Airborne particle concentrations remained constant in the bathroom when the toilet was not flushed (Fig. 3). Toilet flushing without waste had a greater particle concentration increase than flushing with waste. The presence of toilet paper, consistency of waste, and amount of loose fecal waste may lessen the movement of toilet water during the flush preventing the generation of particles. While particles can be generated from a multitude of sources (e.g., people moving in a room), the increase of particle concentrations immediately following a flushing event provides evidence that flushing (both with and without waste) increases the airborne concentration of particles in hospital bathrooms. Additionally, particles less than 3 μm significantly increased (p-values< 0.05). Johnson et al.  also found that various toilet designs produce an aerosol where the largest proportion of particles are smaller than 2 μm. Therefore, particles less than 3 μm in diameter may be a significant source of human exposure and environmental contamination as particles of this size can remain airborne for hours .
Pure water droplets evaporate in unsaturated conditions where relative humidity is less than 100%, however soluble nuclei (i.e., microorganisms like bacteria) can grow in unsaturated atmospheric conditions by a phenomenon called heterogeneous nucleation . Studies have confirmed that both gram positive and gram negative bacteria may act as a source of soluble nuclei, which have been found to grow to a diameter of 20 μm [33, 34]. These large particles have a much greater settling velocity in comparison to small particles . Faster settling rates may prevent large particle concentrations (i.e., 20 μm or greater) from being observed. Johnson et al.,  reported particles larger than 5 μm to reach max concentration within 30 s after a flush. Our room conditions where toilets were flushed had observable changes in particle concentrations immediately following the flush only in bin sizes 3, 1, 0.5, and 0.3 μm (Figs. 4 and 5). The faster settling rates of particles within the 5 and 10 μm bins may have caused us to not detect differences within comparisons of the particle concentration of those size bins. Furthermore this phenomenon may contribute to surface contamination near the toilet (i.e., the floor).
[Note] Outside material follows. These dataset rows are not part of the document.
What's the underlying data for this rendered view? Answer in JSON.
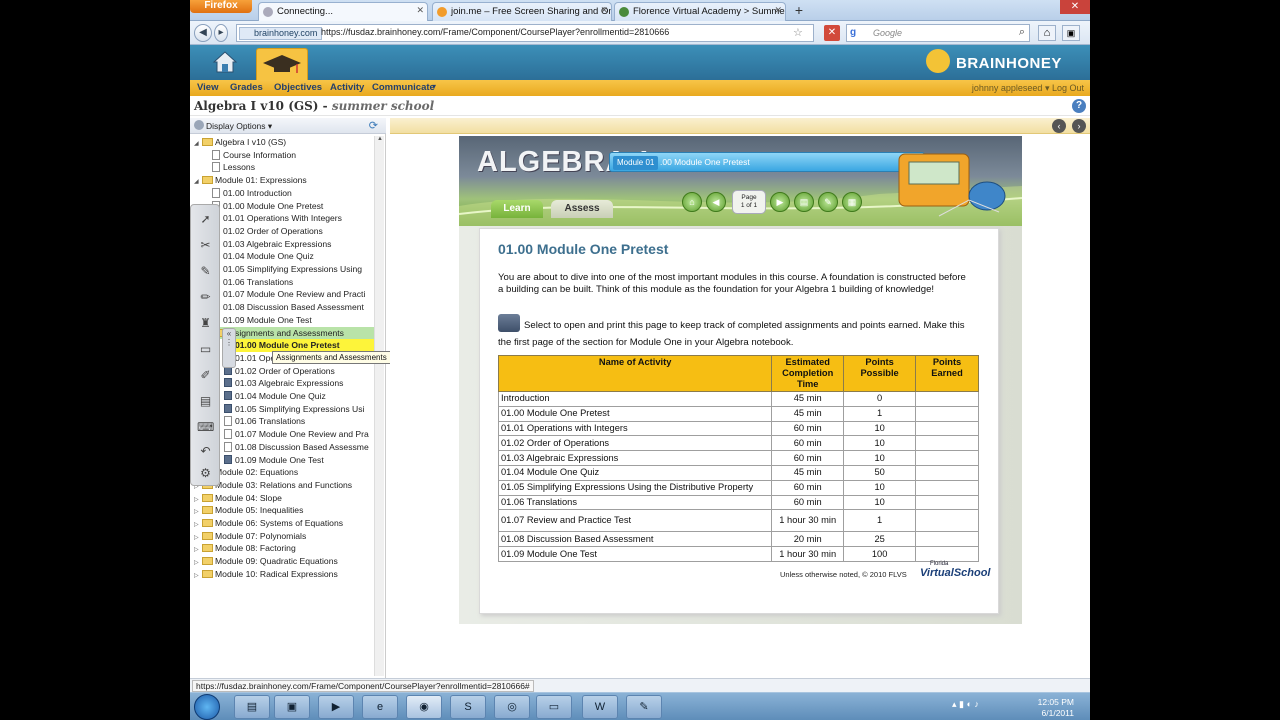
{
  "browser": {
    "firefox_label": "Firefox",
    "tabs": [
      {
        "label": "Connecting...",
        "active": true
      },
      {
        "label": "join.me – Free Screen Sharing and On...",
        "active": false
      },
      {
        "label": "Florence Virtual Academy > Summer ...",
        "active": false
      }
    ],
    "newtab": "+",
    "site_identity": "brainhoney.com",
    "url": "https://fusdaz.brainhoney.com/Frame/Component/CoursePlayer?enrollmentid=2810666",
    "search_placeholder": "Google",
    "status_url": "https://fusdaz.brainhoney.com/Frame/Component/CoursePlayer?enrollmentid=2810666#"
  },
  "header": {
    "logo": "BRAINHONEY",
    "menu": [
      "View",
      "Grades",
      "Objectives",
      "Activity",
      "Communicate"
    ],
    "user": "johnny appleseed",
    "logout": "Log Out",
    "course_title": "Algebra I v10 (GS)",
    "course_subtitle": "summer school"
  },
  "sidebar": {
    "display_options": "Display Options",
    "tooltip": "Assignments and Assessments",
    "tree": [
      {
        "label": "Algebra I v10 (GS)",
        "type": "folder",
        "level": 0,
        "tw": "◢"
      },
      {
        "label": "Course Information",
        "type": "doc",
        "level": 1
      },
      {
        "label": "Lessons",
        "type": "doc",
        "level": 1
      },
      {
        "label": "Module 01: Expressions",
        "type": "folder",
        "level": 0,
        "tw": "◢"
      },
      {
        "label": "01.00 Introduction",
        "type": "doc",
        "level": 1
      },
      {
        "label": "01.00 Module One Pretest",
        "type": "doc",
        "level": 1
      },
      {
        "label": "01.01 Operations With Integers",
        "type": "doc",
        "level": 1
      },
      {
        "label": "01.02 Order of Operations",
        "type": "doc",
        "level": 1
      },
      {
        "label": "01.03 Algebraic Expressions",
        "type": "doc",
        "level": 1
      },
      {
        "label": "01.04 Module One Quiz",
        "type": "doc",
        "level": 1
      },
      {
        "label": "01.05 Simplifying Expressions Using",
        "type": "doc",
        "level": 1
      },
      {
        "label": "01.06 Translations",
        "type": "doc",
        "level": 1
      },
      {
        "label": "01.07 Module One Review and Practi",
        "type": "doc",
        "level": 1
      },
      {
        "label": "01.08 Discussion Based Assessment",
        "type": "doc",
        "level": 1
      },
      {
        "label": "01.09 Module One Test",
        "type": "doc",
        "level": 1
      },
      {
        "label": "Assignments and Assessments",
        "type": "folder",
        "level": 1,
        "hl": "green"
      },
      {
        "label": "01.00 Module One Pretest",
        "type": "q",
        "level": 2,
        "hl": "yellow"
      },
      {
        "label": "01.01 Operations With Integers",
        "type": "q",
        "level": 2
      },
      {
        "label": "01.02 Order of Operations",
        "type": "q",
        "level": 2
      },
      {
        "label": "01.03 Algebraic Expressions",
        "type": "q",
        "level": 2
      },
      {
        "label": "01.04 Module One Quiz",
        "type": "q",
        "level": 2
      },
      {
        "label": "01.05 Simplifying Expressions Usi",
        "type": "q",
        "level": 2
      },
      {
        "label": "01.06 Translations",
        "type": "doc",
        "level": 2
      },
      {
        "label": "01.07 Module One Review and Pra",
        "type": "doc",
        "level": 2
      },
      {
        "label": "01.08 Discussion Based Assessme",
        "type": "doc",
        "level": 2
      },
      {
        "label": "01.09 Module One Test",
        "type": "q",
        "level": 2
      },
      {
        "label": "Module 02: Equations",
        "type": "folder",
        "level": 0,
        "tw": "▷"
      },
      {
        "label": "Module 03: Relations and Functions",
        "type": "folder",
        "level": 0,
        "tw": "▷"
      },
      {
        "label": "Module 04: Slope",
        "type": "folder",
        "level": 0,
        "tw": "▷"
      },
      {
        "label": "Module 05: Inequalities",
        "type": "folder",
        "level": 0,
        "tw": "▷"
      },
      {
        "label": "Module 06: Systems of Equations",
        "type": "folder",
        "level": 0,
        "tw": "▷"
      },
      {
        "label": "Module 07: Polynomials",
        "type": "folder",
        "level": 0,
        "tw": "▷"
      },
      {
        "label": "Module 08: Factoring",
        "type": "folder",
        "level": 0,
        "tw": "▷"
      },
      {
        "label": "Module 09: Quadratic Equations",
        "type": "folder",
        "level": 0,
        "tw": "▷"
      },
      {
        "label": "Module 10: Radical Expressions",
        "type": "folder",
        "level": 0,
        "tw": "▷"
      }
    ]
  },
  "lesson": {
    "banner_title": "ALGEBRA 1",
    "module_chip": "Module 01",
    "module_name": ".00 Module One Pretest",
    "tab_learn": "Learn",
    "tab_assess": "Assess",
    "page_label": "Page",
    "page_count": "1 of 1",
    "title": "01.00 Module One Pretest",
    "intro": "You are about to dive into one of the most important modules in this course. A foundation is constructed before a building can be built. Think of this module as the foundation for your Algebra 1 building of knowledge!",
    "print_note": "Select to open and print this page to keep track of completed assignments and points earned. Make this the first page of the section for Module One in your Algebra notebook.",
    "table_headers": [
      "Name of Activity",
      "Estimated Completion Time",
      "Points Possible",
      "Points Earned"
    ],
    "table_rows": [
      [
        "Introduction",
        "45 min",
        "0",
        ""
      ],
      [
        "01.00 Module One Pretest",
        "45 min",
        "1",
        ""
      ],
      [
        "01.01 Operations with Integers",
        "60 min",
        "10",
        ""
      ],
      [
        "01.02 Order of Operations",
        "60 min",
        "10",
        ""
      ],
      [
        "01.03 Algebraic Expressions",
        "60 min",
        "10",
        ""
      ],
      [
        "01.04 Module One Quiz",
        "45 min",
        "50",
        ""
      ],
      [
        "01.05 Simplifying Expressions Using the Distributive Property",
        "60 min",
        "10",
        ""
      ],
      [
        "01.06 Translations",
        "60 min",
        "10",
        ""
      ],
      [
        "01.07 Review and Practice Test",
        "1 hour 30 min",
        "1",
        ""
      ],
      [
        "01.08 Discussion Based Assessment",
        "20 min",
        "25",
        ""
      ],
      [
        "01.09 Module One Test",
        "1 hour 30 min",
        "100",
        ""
      ]
    ],
    "footer_note": "Unless otherwise noted, © 2010 FLVS",
    "fvs_small": "Florida",
    "fvs_main": "VirtualSchool"
  },
  "taskbar": {
    "time": "12:05 PM",
    "date": "6/1/2011"
  }
}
Bioaerosols generated from toilets containing fecal waste resulted in the highest average concentration of 278 CFU/m3 (SD ± 149), compared to the average concentration of 210 CFU /m3 (SD ± 138) near toilets that were idle with no waste present. The no waste no flush and the fecal waste with flush conditions were significantly different from one another (p-value = 0.005). The results of our study are significant, as no previous study has measured bioaerosol concentrations in normal hospital bathrooms without flushing, or bioaerosols generated from flushing unmanipulated loose human waste in a hospital setting during active patient care. While differences in bioaerosol concentrations across our experimental condition do not differ substantially, the amount of microorganism required to develop a HAI is often unknown and some healthcare acquired infections (e.g., Escherichia coli 0157–10 CFU) occur at low doses . Earlier studies have found that flushing toilets seeded with bacteria, increases the bioaerosol concentration of a bathroom; however these results are not applicable of the bioaerosols produced from flushing manipulated waste [22, 23, 26,27,28,29]. The increased concentration of bioaerosols from flushing loose fecal waste supports previous research that identifies a positive correlation between the amount of bacteria used to seed a toilet and measured bioaerosol concentration [22, 23, 26].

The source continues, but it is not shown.